Tra la visione della “democrazia come lusso” (inutile e voluttuario!) di Robert Barro e la descrizione dei vantaggi – anche, per l’appunto, economici – dei sistemi democratici rispetto a quelli autoritari effettuata da Dani Rodrik, l’autore sposa nettamente la seconda, e invita a rigettare l’ideologia assolutista del mercato, invertendo il segno “americano” (improntato alla crescita invereconda delle disuguaglianze, secondo il modello del “ritorno a Maria Antonietta” coniato da Edward Wolff) del processo di globalizzazione, per incamminarsi nella direzione di una mondializzazione che, invece, sappia trarre dall’apertura dei mercati e dall’intensificarsi degli scambi la possibilità di un futuro migliore per tutti, popoli e individui.

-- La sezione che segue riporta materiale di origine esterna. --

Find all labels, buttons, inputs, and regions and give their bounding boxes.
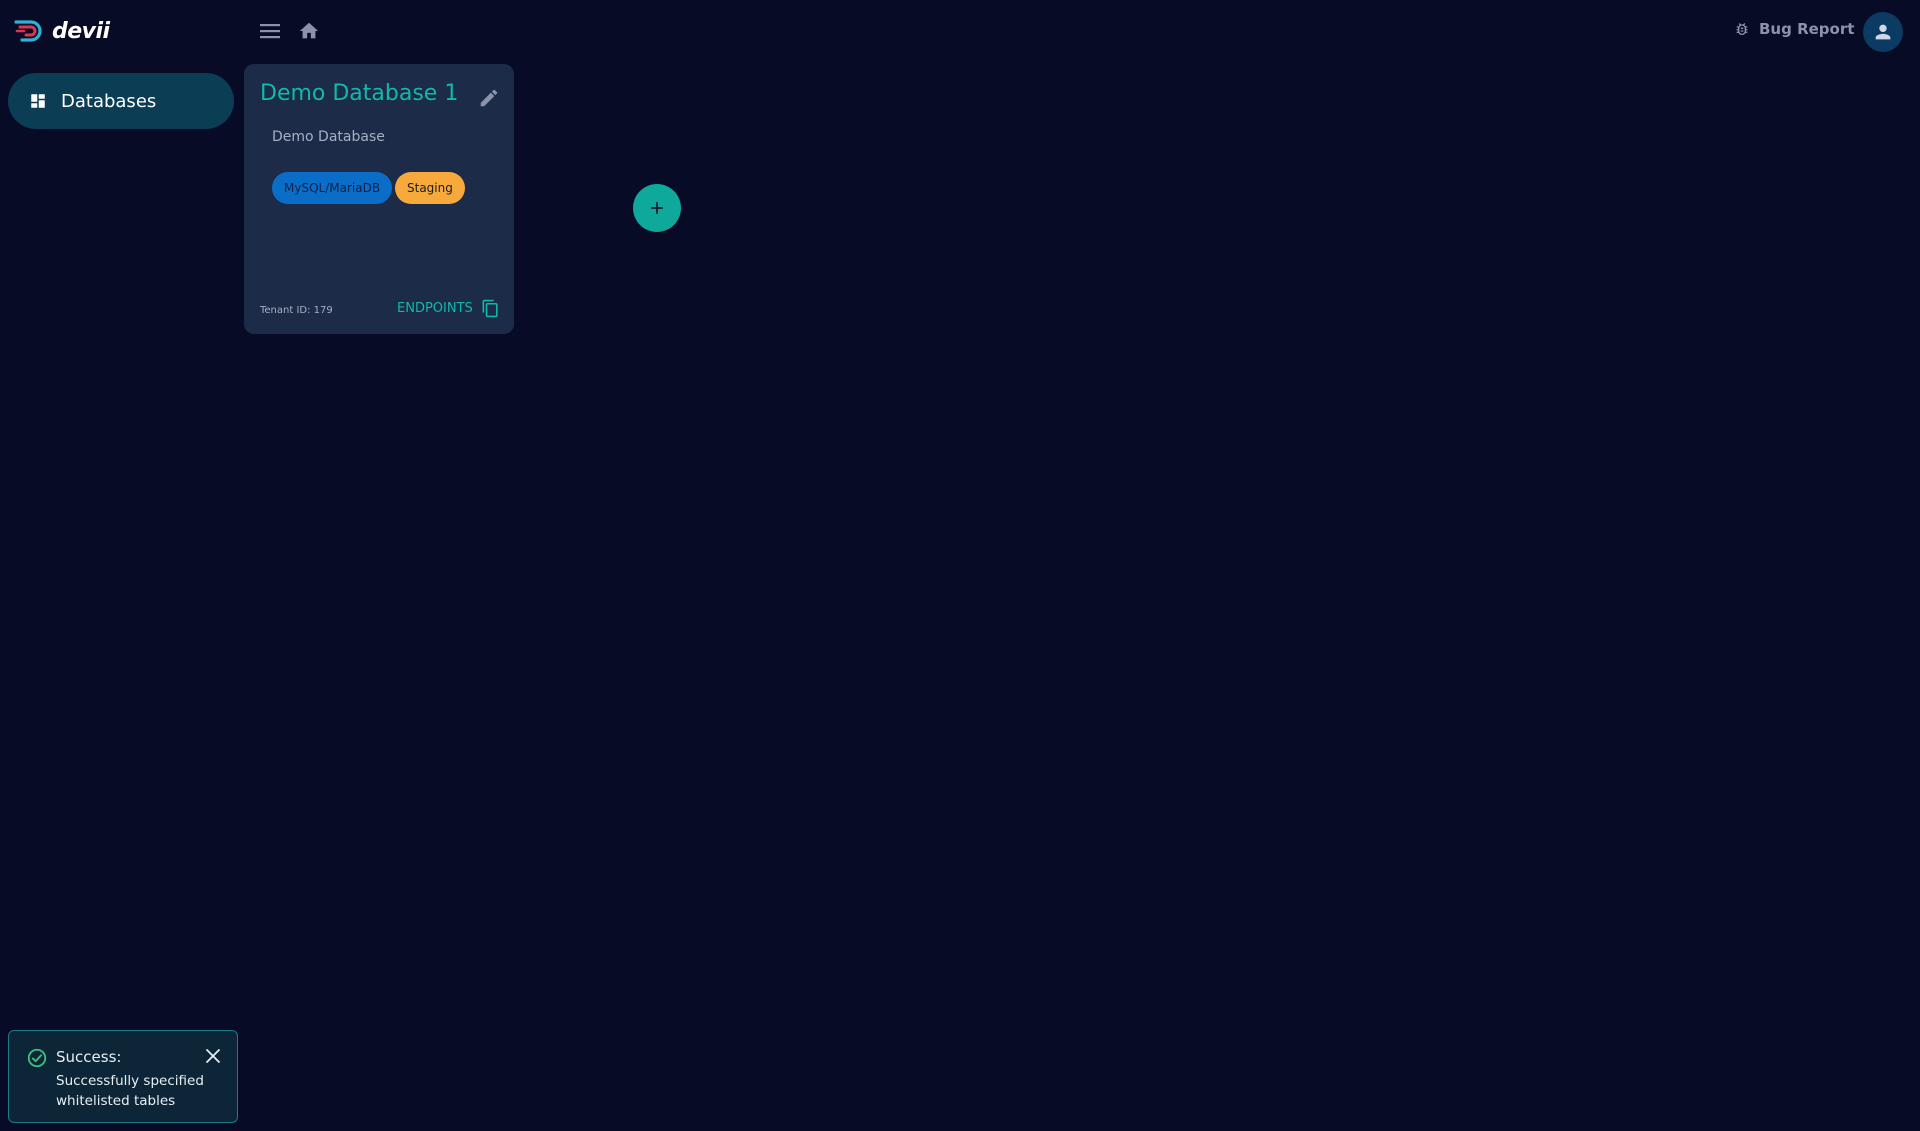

Proprio da un cittadino americano arriva l’atto d’accusa forse più duro (poiché dettagliatamente documentato e difficilmente connotabile quale “ideologico”) degli ultimi tempi, indirizzato contro la nefasta egemonia neoliberista degli Stati Uniti sull’economia globale. Ne I ruggenti anni Novanta, il notissimo Stiglitz (premio Nobel nel 2001, già senior vice president della Banca mondiale e capo del Consiglio dei consulenti economici del primo governo Clinton, oggi docente alla Columbia university), raccontando l’economia americana dell’ultimo decennio, le sue vicissitudini e i suoi scandali societari – dall’esplosione della bolla speculativa collegata alla new economy sino agli innumerevoli casi Enron e WorldCom, sfortunatamente solo la punta dell’iceberg – ci fa assistere alla proiezione di una sorta di lungo film dell’orrore, dove i vampiri sono impersonati da personaggi alla Kenneth Lay (grande sponsor e amico personale di Bush junior) e dai suoi rapaci colleghi, riedizione versione Duemila dei feroci “baroni ladroni” di fine Ottocento da cui era scaturito, nel ferro e nel fuoco, il capitalismo Usa.
Stiglitz non risparmia neppure un’Europa troppo a lungo affascinata dal liberismo sfrenato e deregolamentato (e attraversata, non a caso, dalle vicende Vivendi, Ahold, Parmalat) in antitesi alla sua giusta tradizione, e nemmeno Bill Clinton, il quale non seppe (o non poté) realizzare l’equilibrio tra Stato e mercato che costituiva uno degli obiettivi qualificanti della Terza via. Quella finalità deve essere ripresa dall’”idealismo democratico” di cui, dice Stiglitz, abbiamo oggi un’urgenza assoluta. Accanto alla pars destruens e ad un’analisi storica di grande precisione e capacità narrativa, il libro ne presenta, infatti, anche una construens che consegna ai progressisti il compito – e l’obbligo morale – di lavorare all’edificazione di un mondo almeno un po’ migliore, conciliando crescita economica e giustizia sociale e attribuendo connotati diversi alla globalizzazione imperante che rischia, se non corretta in extremis, di portarci tutti quanti dritti in fondo al baratro.